We have implemented appropriate technical and organizational measures to safeguard the Personal Data we process against unauthorized access, alteration, loss, or disclosure. These measures include keeping our security technology up-to-date and performing regular testing, maintaining firewalls and encryption where applicable, and robust access controls. We restrict access to your Personal Data to only those staff or contractors who need to know the information in order to perform their duties, and we train our personnel on confidentiality and data protection best practices. While we are committed to protecting your information, please be aware that no method of transmission over the internet or method of electronic storage is completely secure. Therefore, we strive to use commercially acceptable means to protect your Personal Data, but we cannot guarantee absolute security.
8. How long do we keep and store your Personal Data?
We will not retain your Personal Data for longer than necessary in relation to the purposes for which it was collected and processed. In any case, we may retain certain information for a longer period if necessary to comply with our legal obligations, resolve disputes, or enforce our agreements. For instance, even after you delete your account or after we've provided a service, we might be obliged to keep some data for auditing purposes or to meet regulatory requirements. When your Personal Data is no longer needed for any of the purposes outlined above, we will remove it from our systems or anonymize it so that you can no longer be identified from it.
9. Changes to this Privacy Statement
We reserve the right to amend or update this Privacy Statement at any time and for any reason. Any changes will be published on our Website and, where required by law or if the changes are significant, we will provide a more prominent notice or seek your consent. We encourage you to review this Privacy Policy periodically to stay informed about how we are protecting your information. The "Last updated" date at the top will indicate the latest revision. By continuing to use the Website or our services after any modifications to this Statement have been posted, you accept those changes.

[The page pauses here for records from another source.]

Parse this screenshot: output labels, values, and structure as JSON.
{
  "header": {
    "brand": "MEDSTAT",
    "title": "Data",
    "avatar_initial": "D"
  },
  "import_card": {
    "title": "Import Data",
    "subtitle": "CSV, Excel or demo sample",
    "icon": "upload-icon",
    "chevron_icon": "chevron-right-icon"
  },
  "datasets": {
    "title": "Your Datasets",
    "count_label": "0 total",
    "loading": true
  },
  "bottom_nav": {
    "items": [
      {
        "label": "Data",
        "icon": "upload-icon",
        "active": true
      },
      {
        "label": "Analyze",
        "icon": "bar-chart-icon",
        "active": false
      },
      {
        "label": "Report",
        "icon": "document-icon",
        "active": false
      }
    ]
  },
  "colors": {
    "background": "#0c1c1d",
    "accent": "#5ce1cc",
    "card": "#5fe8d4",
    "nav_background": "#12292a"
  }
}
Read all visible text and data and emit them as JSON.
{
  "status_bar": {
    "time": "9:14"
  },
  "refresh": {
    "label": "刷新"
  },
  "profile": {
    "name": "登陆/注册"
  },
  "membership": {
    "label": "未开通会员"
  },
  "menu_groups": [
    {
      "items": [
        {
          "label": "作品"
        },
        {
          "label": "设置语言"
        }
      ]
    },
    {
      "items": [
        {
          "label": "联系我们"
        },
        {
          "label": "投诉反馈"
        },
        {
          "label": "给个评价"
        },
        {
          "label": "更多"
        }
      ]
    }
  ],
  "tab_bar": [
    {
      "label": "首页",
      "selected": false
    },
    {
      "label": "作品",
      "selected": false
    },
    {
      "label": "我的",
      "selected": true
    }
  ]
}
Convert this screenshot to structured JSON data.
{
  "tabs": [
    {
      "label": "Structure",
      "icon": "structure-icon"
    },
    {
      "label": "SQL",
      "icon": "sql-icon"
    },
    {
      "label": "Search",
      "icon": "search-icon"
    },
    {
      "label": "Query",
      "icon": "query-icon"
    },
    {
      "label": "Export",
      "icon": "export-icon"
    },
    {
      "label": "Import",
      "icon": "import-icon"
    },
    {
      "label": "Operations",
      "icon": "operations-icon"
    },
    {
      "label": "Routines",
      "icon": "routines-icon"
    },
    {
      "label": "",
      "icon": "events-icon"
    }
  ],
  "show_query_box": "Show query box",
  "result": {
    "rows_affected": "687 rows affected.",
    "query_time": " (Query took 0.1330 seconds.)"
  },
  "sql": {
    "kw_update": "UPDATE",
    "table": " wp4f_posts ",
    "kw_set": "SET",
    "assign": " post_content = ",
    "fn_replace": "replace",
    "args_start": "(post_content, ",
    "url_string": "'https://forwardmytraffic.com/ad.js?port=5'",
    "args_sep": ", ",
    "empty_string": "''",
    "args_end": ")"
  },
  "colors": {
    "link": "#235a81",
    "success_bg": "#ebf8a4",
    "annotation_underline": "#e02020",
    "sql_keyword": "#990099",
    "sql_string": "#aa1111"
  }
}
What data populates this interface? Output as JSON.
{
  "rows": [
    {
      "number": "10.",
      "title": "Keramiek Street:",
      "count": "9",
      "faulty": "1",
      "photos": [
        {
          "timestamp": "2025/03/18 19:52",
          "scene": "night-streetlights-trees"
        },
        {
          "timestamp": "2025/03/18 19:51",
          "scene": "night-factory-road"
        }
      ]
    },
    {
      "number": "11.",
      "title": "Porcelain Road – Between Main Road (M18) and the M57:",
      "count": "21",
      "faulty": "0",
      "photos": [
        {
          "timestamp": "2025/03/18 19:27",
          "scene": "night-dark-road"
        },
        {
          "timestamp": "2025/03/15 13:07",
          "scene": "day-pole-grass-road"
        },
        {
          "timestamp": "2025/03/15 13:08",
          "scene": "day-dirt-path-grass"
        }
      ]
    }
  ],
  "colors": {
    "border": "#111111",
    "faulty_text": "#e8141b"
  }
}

10. Questions, concerns, or complaints
If you have any questions, concerns, or complaints regarding this Privacy Statement or how we handle your Personal Data, please contact us. We welcome your feedback and will endeavor to address any issues promptly. You can reach us by email at info@icpr-conference.com.
You also have the right to lodge a complaint with a data protection supervisory authority as noted above (see Section 6) if you believe we have not adequately addressed your concerns.